La vita ti insegna che devi pensarci prima, che devi mettere in conto molte varianti, cosicché, quando essa stessa deciderà di mandare tutto a puttane, tu almeno avrai la consolazione di averci pensato prima e di aver preparato le sterpaglie per il fuoco. Guarda tutti i tuoi progetti che vanno in fumo e sentiti grato che almeno ci avevi pensato prima.

Il tempo è gentiluomo... sedicente: uno di quelli che ti illude di essere l'unica donna della sua vita, fino a quando non lo vedi a braccetto con ragazze che hanno la metà dei tuoi anni e il doppio delle tue possibilità. Grazie tempo! Io mi tengo il gatto.
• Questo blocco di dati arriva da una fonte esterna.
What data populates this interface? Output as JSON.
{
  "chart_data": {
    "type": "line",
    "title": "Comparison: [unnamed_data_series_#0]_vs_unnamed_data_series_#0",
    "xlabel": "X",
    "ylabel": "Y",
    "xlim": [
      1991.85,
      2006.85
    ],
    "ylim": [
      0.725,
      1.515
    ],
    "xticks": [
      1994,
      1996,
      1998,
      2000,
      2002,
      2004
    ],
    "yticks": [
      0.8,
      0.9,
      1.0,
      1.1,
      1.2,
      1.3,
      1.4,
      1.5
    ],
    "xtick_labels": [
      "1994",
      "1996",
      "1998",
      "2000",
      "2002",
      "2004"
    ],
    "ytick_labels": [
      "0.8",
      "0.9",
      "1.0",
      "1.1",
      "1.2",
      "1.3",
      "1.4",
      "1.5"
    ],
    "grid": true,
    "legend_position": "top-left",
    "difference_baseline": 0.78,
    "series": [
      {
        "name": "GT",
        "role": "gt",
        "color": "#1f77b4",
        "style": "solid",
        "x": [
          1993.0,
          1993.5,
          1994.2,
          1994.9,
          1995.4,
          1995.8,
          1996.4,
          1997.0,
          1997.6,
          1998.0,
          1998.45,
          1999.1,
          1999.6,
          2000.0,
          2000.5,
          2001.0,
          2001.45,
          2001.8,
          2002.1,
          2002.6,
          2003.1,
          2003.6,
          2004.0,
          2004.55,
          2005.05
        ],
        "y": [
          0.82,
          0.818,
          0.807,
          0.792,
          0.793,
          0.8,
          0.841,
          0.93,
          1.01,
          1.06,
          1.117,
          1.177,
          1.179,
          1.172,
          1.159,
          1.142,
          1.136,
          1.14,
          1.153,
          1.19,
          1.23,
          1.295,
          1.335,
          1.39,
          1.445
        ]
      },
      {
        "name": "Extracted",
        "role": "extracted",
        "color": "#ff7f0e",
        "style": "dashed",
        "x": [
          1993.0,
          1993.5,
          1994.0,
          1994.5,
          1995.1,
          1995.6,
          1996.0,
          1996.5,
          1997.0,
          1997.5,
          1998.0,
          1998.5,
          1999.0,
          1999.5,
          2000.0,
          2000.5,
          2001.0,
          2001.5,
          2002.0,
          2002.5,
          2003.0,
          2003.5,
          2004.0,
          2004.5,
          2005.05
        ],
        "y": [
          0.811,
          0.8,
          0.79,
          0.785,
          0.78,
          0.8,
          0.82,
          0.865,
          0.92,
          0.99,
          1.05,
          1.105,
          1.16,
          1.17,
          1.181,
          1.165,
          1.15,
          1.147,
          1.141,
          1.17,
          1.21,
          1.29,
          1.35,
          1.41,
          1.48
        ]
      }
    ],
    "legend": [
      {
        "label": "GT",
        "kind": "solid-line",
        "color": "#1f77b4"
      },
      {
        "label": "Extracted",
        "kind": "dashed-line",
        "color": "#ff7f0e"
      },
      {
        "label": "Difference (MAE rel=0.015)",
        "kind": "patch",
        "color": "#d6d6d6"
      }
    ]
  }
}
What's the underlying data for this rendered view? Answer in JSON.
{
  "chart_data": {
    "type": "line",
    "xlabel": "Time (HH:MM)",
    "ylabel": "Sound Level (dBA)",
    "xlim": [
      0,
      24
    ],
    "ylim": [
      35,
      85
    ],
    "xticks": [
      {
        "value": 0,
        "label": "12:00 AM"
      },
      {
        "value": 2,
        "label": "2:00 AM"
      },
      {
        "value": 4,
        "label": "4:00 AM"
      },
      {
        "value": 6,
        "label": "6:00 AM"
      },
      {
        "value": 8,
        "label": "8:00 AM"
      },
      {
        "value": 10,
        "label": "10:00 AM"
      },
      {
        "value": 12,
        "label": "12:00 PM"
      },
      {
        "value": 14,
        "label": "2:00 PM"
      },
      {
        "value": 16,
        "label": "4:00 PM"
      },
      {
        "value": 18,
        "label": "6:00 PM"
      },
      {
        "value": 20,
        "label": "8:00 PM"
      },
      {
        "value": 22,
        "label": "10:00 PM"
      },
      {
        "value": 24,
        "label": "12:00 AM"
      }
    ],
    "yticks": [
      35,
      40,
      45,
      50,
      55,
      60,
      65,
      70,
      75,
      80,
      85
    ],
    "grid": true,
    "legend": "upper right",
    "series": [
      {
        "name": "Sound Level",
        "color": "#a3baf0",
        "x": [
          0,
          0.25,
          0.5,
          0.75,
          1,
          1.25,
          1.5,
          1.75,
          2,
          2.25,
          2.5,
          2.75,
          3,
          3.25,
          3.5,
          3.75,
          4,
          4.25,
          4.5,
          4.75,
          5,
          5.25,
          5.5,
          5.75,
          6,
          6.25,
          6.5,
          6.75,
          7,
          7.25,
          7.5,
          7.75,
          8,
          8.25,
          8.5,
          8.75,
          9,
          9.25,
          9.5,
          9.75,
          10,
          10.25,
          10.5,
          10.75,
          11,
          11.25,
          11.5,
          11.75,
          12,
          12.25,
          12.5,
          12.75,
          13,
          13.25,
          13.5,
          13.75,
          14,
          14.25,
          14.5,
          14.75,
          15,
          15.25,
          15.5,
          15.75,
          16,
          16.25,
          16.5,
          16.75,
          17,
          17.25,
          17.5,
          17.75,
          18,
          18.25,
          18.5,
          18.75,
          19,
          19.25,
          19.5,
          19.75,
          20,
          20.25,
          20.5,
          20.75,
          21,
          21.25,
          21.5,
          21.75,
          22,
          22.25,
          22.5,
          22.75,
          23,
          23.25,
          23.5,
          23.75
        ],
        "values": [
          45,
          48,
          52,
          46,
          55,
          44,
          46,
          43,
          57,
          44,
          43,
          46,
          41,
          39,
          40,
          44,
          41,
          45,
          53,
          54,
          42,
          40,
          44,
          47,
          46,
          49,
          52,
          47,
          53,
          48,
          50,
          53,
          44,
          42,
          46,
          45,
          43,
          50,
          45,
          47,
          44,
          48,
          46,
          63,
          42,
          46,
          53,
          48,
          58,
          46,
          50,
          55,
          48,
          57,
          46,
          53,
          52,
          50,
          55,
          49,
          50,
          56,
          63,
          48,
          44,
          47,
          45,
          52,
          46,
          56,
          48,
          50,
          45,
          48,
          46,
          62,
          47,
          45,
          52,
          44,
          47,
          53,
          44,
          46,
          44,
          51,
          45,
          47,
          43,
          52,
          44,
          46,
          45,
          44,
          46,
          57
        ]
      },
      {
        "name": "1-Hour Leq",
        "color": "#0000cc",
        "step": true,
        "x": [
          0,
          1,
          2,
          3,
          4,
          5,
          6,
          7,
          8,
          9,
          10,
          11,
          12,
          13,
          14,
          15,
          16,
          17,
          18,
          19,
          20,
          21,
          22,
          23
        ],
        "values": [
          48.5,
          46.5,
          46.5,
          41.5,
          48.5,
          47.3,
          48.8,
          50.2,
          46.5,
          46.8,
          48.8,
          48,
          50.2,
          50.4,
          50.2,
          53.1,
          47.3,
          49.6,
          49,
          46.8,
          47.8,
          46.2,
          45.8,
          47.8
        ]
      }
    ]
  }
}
Quando sarai grande capirai che non potrai tornare indietro a cambiare le cose che non hai capito prima, così ti ritroverai a vomitare la stessa banalità su due orecchie innocenti e totalmente indifferenti all'avvertimento che cerchi di dare loro. Evviva!

Tutte queste lezioni, tutta questa conoscenza dove le metto? Tutto questo accumulare esperienza, a cosa serve realmente?
Le condizioni che hanno portato all'errore dovrebbero ripresentarsi nello stesso esatto ordine affinché io possa estrarre dal cilindro delle illusioni la mia esperienza e farmene scudo costruttivo.

La verità, amici cari, è che poche cose hanno un senso, perché nessuno di noi sa dove sta andando.


mercoledì 17 settembre 2014

L'insostenibile pesantezza dell'essere altro da noi

Scoprirsi, dunque togliere ciò che ci copre. La pelle ci ricopre. Scoprirsi è come scorticarsi la pelle e iniziare a tirare via strati di preconcetti; tossiche etichette; anni di imposizioni esterne e semplice (agghiacciante) apatia.
Scoprirsi sembra quasi una pratica macabra. Una cosciente decisione di sviscerare sé stessi, venire al mondo con un parto pieno di sangue, lacrime, rabbia e paura.
Nessuno a tenerci la mano mentre spingiamo fuori la stessa creatura che abbiamo seminato con violenza dentro noi stessi, senza chiederci il permesso.

Eppure devo prendere fiato. Devo sapere dov'è finita quella B. che teneva la mano ai suoi demoni e li accompagnava al cancello per poi tornare a giocare coi suoi cuginetti. La stessa B. che guardava il mondo con freddo calore, senza lasciarsi scottare o congelare. A cui venivano cantate le canzoncine di scherno, rimandate indietro con spallucce e sorrisi sinceramente indifferenti. Così forte da far paura...

Quand'è che ho iniziato ad ascoltare? A lasciare entrare il dolore? A vedere la mia forza come debolezza? Non so quando ho deciso di indossare la B. che gli altri mi hanno cucito addosso. Neppure capisco come si sia strappato l'orlo e come, piano piano, dolorosamente, stia rinascendo la povera creatura che ho portato in grembo. Che ho lasciato seppellire dentro le mie viscere. Quella che invece doveva essere la mia pelle, respirare con me e sentire il calore del sole.

Fortunatamente il corpo sa come fare e la mente deve solo spingere, tra dolorose contrazioni di paura.

Ma anche questa volta le tenderò la mano e l'accompagnerò al cancello.